Xander sat quietly on the stool next to her, reaching out to lightly touch her hand. “Hey, Queen C,” Spike heard him say softly. “Long time, no see.” He just sat there watching her for long moments as though communing with her silently. Finally he asked, “What happened to her?”

Spike shifted out of the doorway to sit on the windowsill within Xander’s limited line of vision. “Don’t rightly know.” He pulled out a cigarette and put it in his mouth unlit. “Can’t get a straight answer from any of this lot. She got sprogged up with some kind of god spawn, near as I’ve been able to tell. Something about the delivery destroyed her conscious mind. Beyond that I can’t find. I start digging and everyone gets very vague.”

“Like they’re hiding something?”

“Like they don’t remember. Which is strange enough to keep me watchin’. Doesn’t strike me as the kind of thing you’d easily forget.”

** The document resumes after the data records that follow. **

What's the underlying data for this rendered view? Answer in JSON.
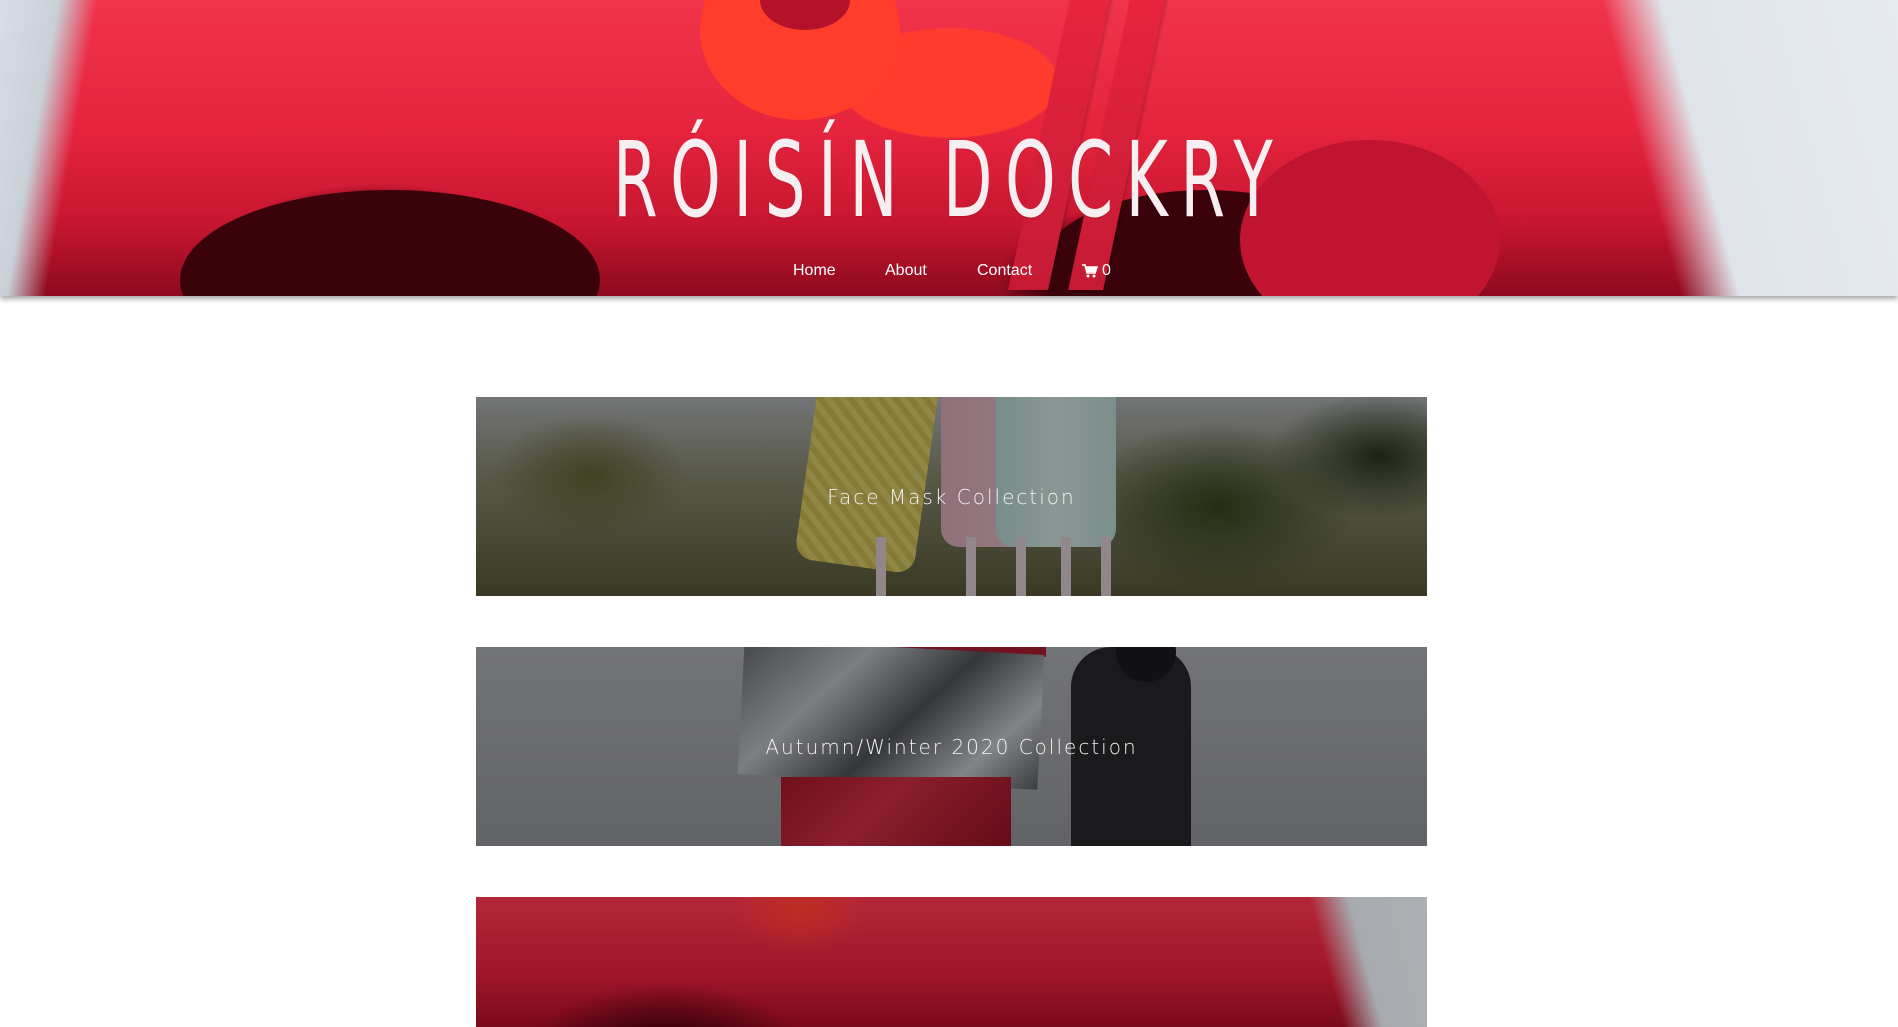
{
  "brand": {
    "title": "RÓISÍN DOCKRY"
  },
  "nav": {
    "items": [
      {
        "label": "Home"
      },
      {
        "label": "About"
      },
      {
        "label": "Contact"
      }
    ],
    "cart": {
      "icon": "cart-icon",
      "count": "0"
    }
  },
  "collections": [
    {
      "title": "Face Mask Collection"
    },
    {
      "title": "Autumn/Winter 2020 Collection"
    },
    {
      "title": ""
    }
  ],
  "colors": {
    "hero_red": "#e5233d",
    "text_white": "#ffffff"
  }
}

Xander went quiet again, unfurling Cordy’s fingers to hold her hand in his.

“She was my high school sweetheart, you know.”

“Yeah? Wouldn’t have figured you for her type.”

He smiled. “Yeah, me neither.” He turned to look at Spike narrowly. “Now that I think about it, you’re responsible for us, beginning and end.”

“Hey there now! Can’t hold me responsible for everything, Harris.”

Xander grinned and turned back to Cordelia. “The first time I ever kissed her, we were trapped in the basement at Buffy’s house by one of those Taranta assassins you sent after her. You remember the bug guy?” Spike nodded. “Anyway. We were hiding and fearing for our lives and arguing and all of a sudden we were kissing.”

“Romantic. And the other end?”

“Was the time you knocked me out and locked me and Willow in the factory until she fixed things for you and Dru.”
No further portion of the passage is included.